與匪激戰 於是他打馬回到隊伍……
於是他打馬回到隊伍, 跟崔夫子說了前方可能有埋伏,崔夫子讓大家趕緊將袖箭藏於袖下,但是心裡也是不信, 這都第幾次了, 狼來了三次就沒人信了,他們這都十幾次了,他還能信?但是礙於夫子的責任,學生都這樣說了,作為夫子總不能表現的將學生們的安危為兒戲吧!
至於被安排藏袖箭的學子更是苦不堪言,沒得辦法, 只得照做。這次放好以後,嶽展竟還檢查了一遍, 可見重視程度。
袖箭是提前做好的, 只是數量有限,只給嶽麓書院的學生配上了, 這方山書院的三個書生並一個夫子是沒有的。看著對方書院的學子們豔羨的目光, 他們心底升起的那點不滿又煙消雲散了。
嶽展將方山書院的學子安排到最後,方山書院的夫子會些拳腳功夫,必要時也可以照應他們一二。
這樣嚴肅的嶽展, 眾人也是第一次見, 所有人不自覺的嚴陣以待。安排好眾人, 嶽展一馬當先騎在整個隊伍的最前方,崔夫子在中間, 秦文韜斷後。
路上安靜的只能聽到“噠噠噠”的馬蹄聲, 馬蹄駛過揚起一片片沙土,像是此刻嶽展的心,一直懸著, 沒有落到實處……
馬車慢慢駛離山丘,有幾個積怨已久的舉人開始指桑罵槐了,
“有些人害怕被打劫就不要出來嘛,長得跟個狗熊一樣壯,還天天怕這怕那的,真是武大郎叫門,慫到家了。”
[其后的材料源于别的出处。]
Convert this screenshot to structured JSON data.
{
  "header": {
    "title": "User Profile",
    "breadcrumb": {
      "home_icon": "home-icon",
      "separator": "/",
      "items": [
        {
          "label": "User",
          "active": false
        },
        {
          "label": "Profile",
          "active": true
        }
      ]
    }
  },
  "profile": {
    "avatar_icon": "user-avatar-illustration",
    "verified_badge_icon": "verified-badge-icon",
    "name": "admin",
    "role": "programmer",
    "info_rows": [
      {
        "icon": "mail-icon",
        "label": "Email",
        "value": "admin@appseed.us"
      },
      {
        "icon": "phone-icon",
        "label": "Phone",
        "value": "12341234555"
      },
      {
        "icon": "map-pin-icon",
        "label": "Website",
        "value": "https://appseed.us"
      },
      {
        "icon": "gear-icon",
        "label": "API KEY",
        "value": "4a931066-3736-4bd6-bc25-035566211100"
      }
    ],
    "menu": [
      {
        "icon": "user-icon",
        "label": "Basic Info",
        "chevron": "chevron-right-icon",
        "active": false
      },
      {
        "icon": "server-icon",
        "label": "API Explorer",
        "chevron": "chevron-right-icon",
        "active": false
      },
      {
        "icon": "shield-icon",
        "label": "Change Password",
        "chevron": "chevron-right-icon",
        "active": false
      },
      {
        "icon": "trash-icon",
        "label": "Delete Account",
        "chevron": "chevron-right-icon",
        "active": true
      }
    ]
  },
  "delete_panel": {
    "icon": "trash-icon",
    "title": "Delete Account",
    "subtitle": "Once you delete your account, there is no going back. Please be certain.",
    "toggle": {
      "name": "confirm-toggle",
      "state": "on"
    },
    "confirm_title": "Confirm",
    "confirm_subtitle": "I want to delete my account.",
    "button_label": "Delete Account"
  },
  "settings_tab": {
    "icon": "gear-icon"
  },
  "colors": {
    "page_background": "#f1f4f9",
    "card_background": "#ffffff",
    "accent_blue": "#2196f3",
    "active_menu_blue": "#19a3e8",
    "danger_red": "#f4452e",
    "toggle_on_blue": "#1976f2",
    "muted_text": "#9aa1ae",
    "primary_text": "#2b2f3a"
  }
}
他們年紀比嶽展大,還被這孫子天天指使著安這礙手的玩意兒,這回又是虛晃一槍能不生氣嘛!
“就是,就是,這還沒見土匪呢,就跟老鼠見了貓一樣,嚇破了膽兒了!為我等學子不恥,一點骨氣也沒有,我都羞於與此等懦夫為伍。這個袖箭誰愛戴誰戴去,老子以後是不戴了。”說著摘下來就撇到車外去了。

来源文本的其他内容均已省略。